- Conservation efforts in the Zambezi River Basin were stepped up yesterday, to improve the living conditions along Southern Africa's largest water body while safeguarding the environment. The occasion was given unexpected relevance by the rising water tables in the upper part of the river, where villages in Namibia and Zambia are preparing to evacuate.
On the occasion of this year's World Water Day, the Southern Africa office of the global conservation union IUCN stepped up its efforts to conserve the Zambezi River basin. The group launched a project set to address the many challenges the Zambezi is facing, including natural disasters.

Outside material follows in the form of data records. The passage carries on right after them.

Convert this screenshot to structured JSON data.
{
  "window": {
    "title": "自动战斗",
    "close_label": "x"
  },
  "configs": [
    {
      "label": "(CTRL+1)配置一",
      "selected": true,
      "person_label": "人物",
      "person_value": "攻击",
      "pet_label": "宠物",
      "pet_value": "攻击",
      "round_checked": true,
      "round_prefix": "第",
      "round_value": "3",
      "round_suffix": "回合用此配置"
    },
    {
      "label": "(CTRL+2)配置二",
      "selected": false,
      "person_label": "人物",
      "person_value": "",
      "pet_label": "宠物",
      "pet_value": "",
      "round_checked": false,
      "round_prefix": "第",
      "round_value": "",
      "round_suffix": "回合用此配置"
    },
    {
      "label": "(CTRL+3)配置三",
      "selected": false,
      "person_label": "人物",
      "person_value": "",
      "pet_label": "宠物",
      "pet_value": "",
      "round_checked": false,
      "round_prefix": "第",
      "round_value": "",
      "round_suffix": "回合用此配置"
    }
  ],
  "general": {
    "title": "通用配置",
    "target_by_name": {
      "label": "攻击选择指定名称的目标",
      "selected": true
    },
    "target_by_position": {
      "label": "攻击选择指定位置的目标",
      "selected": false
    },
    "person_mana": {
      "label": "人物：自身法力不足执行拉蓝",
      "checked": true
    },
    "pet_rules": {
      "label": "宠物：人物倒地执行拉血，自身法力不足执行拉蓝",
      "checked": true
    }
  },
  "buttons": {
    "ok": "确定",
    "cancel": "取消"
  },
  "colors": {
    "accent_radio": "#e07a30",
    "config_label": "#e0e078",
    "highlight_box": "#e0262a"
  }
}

According to IUCN, the problems of river basin are many and grave. "Climate variability, intermittent flood, inherent low soil fertility, salty water intrusion, poverty, inappropriate resource tenure and land-use practices, gender inequalities, HIV/AIDS pandemic, and poor economic opportunities all threaten the future of the Zambezi basin, shared by eight countries with a total population of 102.9 million people of whom 30.8 percent live in the basin itself," Caroline Gwature of IUCN states.
The Zambezi is well endowed with wetlands of varying types, ranging from the smallest systems such as dambos to very large flood plains and deltaic marshes such as the Barotse flood plain and the River delta.
The basin's wetlands are some of the most productive ecosystems in southern Africa, supporting some of the largest contiguous wildlife populations and habitats on the African continent and providing freshwater for human consumption and economic development, pasture for livestock and wildlife, fertile soils for agriculture, and significant yields of fish.
Since 1995, the Canadian International Development Agency (CIDA) and IUCN have been working together towards the conservation and sustainable utilisation of the wetland resources of the Zambezi basin.
- Phase II of the project, launched yesterday, seeks to contribute to the sustainable use of the Zambezi basin wetland ecosystems, says Ms Gwature, "while improving the well-being of local communities, and to influence the development of relevant national policies and regional protocols."
James Murombedzi, Director of IUCN's Southern Africa Regional Office, adds that the basin's problems are highlighted by current event. "The implementation of Phase II of the Zambezi basin project could not have come at a better time than now, when the world has its attention on water and disasters, which is the major focus of this five-year project," he says.
The project launch coincides with an upcoming flooding of the upper Zambezi River Basin that has started in western Zambia and Namibia's eastern Caprivi region. From Caprivi, 'The Namibian' is reporting preparations to evacuate villagers from areas surrounded by floodwaters river rapidly rises.
At the Namibian border town Katima Mulilo, where the Zambezi enters from Zambia, flood levels yesterday were measured to have reached 6.42 metres. This, according to 'The Namibian', "is now just four centimetres off last year's peak," when floods caused great damages to local crops and property and displaced around 12,000 people only in Namibia.
Experiences from other regions have taught environmentalists that river basins become more prone to disastrous flooding the more they are regulated. In particular the maintenance of natural flood plains - often areas with high agricultural potentials - is important to avoid large disasters.
In Europe, river basins such as the Rhine and the Danube are now in the process of being restored to their natural form. In particular the flood plains are restored to dam up for the disastrous floods that have hit central Europe during the last decades. Environmentalists are eager to prevent equal mistakes in less developed river basins such as the Zambezi.